Não esperei o elevador, desci correndo as escadas como se a minha vida dependesse disso. Atravessei a rua como um louco, sem prestar atenção nos carros, enquanto procurava, no meio das pessoas que passavam, aquela que fizera meu coração querer voltar das longas férias que havia tirado. Notei o aviãozinho com o beijo, minha última tentativa malograda, parado sobre uma caixa de correios, balançando levemente, como se zombasse da minha cara. Chateado, peguei-o e arremessei-o numa direção qualquer, querendo tirá-lo das minhas vistas.

Sentindo raiva de minha própria estupidez, caminhei, curvado pela fúria, sem um destino específico em mente. Não valia a pena voltar para o trabalho. Com certeza, os correios me trariam uma carta de demissão amanhã – e sem nenhuma referência. Foi então que o avião com o beijo surgiu sabe-se lá de onde, e se colou no meu tornozelo. Peguei-o e joguei pra trás, querendo me livrar das lembranças, mas, em seguida, ele e mais meia dúzia de aviãozinhos colaram-se no meu peito.

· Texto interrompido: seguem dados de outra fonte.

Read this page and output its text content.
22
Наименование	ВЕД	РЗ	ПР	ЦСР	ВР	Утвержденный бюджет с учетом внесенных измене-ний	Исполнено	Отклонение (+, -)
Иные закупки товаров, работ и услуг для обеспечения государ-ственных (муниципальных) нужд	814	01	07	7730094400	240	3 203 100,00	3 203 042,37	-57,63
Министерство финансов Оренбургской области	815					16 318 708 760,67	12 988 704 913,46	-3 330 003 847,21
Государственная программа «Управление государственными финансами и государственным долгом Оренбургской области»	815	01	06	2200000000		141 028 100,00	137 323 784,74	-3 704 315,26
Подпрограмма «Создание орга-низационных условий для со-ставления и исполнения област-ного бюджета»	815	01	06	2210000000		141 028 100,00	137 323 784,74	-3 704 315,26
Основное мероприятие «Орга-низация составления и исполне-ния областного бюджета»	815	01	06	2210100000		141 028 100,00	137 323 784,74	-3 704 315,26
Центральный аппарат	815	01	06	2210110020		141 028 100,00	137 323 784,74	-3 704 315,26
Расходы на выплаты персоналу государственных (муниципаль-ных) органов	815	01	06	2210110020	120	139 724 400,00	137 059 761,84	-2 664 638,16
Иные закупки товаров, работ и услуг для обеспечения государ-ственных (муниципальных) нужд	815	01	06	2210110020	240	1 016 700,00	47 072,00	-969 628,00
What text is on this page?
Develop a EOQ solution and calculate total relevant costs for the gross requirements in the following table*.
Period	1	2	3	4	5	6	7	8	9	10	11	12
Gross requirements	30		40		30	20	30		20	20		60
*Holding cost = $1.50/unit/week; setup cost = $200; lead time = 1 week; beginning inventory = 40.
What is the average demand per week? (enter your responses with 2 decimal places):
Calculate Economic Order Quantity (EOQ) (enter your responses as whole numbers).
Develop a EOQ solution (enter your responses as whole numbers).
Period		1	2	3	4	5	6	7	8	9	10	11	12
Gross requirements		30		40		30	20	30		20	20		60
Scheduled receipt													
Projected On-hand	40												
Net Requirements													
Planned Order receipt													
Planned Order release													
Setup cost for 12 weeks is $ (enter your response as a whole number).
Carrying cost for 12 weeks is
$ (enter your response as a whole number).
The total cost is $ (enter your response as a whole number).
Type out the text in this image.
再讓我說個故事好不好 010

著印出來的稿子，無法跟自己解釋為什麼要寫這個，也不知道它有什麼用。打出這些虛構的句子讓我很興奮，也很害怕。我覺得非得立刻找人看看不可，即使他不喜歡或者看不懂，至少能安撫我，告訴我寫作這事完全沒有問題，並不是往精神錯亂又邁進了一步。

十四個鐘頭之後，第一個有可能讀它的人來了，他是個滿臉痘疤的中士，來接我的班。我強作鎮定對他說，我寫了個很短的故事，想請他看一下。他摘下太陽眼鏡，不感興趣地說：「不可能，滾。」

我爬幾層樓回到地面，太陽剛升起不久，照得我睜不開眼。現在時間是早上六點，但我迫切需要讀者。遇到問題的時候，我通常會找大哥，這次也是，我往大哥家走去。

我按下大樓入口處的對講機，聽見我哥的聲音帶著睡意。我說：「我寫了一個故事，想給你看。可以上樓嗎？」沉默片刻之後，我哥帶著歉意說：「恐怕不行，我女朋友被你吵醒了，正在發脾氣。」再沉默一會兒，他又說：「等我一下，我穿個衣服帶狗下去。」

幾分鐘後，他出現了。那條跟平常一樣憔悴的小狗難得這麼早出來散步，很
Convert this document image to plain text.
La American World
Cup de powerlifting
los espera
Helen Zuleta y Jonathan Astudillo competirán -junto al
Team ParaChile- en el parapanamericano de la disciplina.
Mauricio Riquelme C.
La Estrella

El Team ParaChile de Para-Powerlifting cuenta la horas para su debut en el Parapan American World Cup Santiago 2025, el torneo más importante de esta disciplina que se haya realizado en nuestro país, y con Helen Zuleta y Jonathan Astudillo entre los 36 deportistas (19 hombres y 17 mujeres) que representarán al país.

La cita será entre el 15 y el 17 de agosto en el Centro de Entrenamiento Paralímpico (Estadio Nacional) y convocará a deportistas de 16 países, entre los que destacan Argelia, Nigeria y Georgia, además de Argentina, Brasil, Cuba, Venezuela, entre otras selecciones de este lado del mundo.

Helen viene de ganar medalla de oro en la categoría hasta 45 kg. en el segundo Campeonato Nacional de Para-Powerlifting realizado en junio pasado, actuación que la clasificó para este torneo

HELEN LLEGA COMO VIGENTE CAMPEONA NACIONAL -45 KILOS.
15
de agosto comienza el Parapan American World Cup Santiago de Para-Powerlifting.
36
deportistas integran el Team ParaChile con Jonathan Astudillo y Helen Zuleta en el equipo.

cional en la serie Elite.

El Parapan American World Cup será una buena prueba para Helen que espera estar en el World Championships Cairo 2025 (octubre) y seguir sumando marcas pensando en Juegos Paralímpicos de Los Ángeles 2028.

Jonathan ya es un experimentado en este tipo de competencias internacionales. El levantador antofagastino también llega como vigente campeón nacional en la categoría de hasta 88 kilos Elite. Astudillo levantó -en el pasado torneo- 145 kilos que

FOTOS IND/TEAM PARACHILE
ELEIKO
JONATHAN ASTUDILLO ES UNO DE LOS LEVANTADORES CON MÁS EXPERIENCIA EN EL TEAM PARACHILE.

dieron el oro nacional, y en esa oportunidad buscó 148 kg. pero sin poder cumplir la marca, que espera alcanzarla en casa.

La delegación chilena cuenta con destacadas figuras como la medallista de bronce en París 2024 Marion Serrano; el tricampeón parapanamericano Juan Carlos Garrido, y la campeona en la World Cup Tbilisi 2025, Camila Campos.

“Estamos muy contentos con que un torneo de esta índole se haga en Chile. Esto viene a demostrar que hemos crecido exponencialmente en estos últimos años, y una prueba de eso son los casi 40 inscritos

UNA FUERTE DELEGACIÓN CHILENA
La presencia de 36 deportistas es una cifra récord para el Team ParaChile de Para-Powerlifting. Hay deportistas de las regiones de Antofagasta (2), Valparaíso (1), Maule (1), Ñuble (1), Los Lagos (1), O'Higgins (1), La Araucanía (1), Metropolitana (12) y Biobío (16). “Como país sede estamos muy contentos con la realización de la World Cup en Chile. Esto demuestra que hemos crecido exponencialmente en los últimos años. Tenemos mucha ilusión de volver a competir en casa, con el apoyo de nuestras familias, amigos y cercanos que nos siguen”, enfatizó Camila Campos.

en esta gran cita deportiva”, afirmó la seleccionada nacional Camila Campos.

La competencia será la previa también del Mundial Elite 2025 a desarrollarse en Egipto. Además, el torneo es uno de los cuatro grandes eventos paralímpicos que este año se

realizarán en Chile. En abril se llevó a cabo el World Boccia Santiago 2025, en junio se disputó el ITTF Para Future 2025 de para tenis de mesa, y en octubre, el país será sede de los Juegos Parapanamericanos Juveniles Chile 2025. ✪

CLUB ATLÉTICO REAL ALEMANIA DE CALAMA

“Que diabos?”, pensei, antes de espaná-los do meu terno. No mesmo instante, os aviões voltaram a se colar e me empurraram para trás. Parece inacreditável, eu sei, mas é como se tivessem vida própria. Uma enxurrada de aviãozinhos envolvia o meu corpo e me levava pra Deus sabe lá onde. Enlouqueci de vez, concluí.

Atravessei a rua praticamente rolando e fui arrastado até a estação de metrô. Lutar contra os papéis era inútil. Mas não desisti, fazendo uma série de tentativas malogradas, de me agarrar em pilastras a me segurar nas portas do vagão. Me vi forçado a ficar sentado num banco, ao lado de um menino segurando um balão tão vermelho quanto o do beijo depositado no formulário. Meu mau humor não tinha limites.



Fui forçado a sair do metrô na mesma estação em que encontrei a garota do beijo mais cedo. O vento levou uma parte dos aviãozinhos, me permitindo ver o que tinha na minha frente. E, para minha surpresa, lá estava ela. Avancei sem pensar, sentindo os demais aviãozinhos caírem todos de uma vez, inertes, como se o sopro de vida que até então os animara subitamente os abandonasse. Ela segurava o formulário beijado nas mãos, e me sorriu, enquanto aninhava uma mecha atrás da orelha. Senti meu coração dançar uma dança esquisita dentro do meu peito. Não podia ser vergonha. Não podia ser medo. Não, eu sabia bem o que era. Ele havia voltado, finalmente, das suas férias. 



*Texto criado para a disciplina Oficina de Texto, do curso de Jornalismo da UFPE.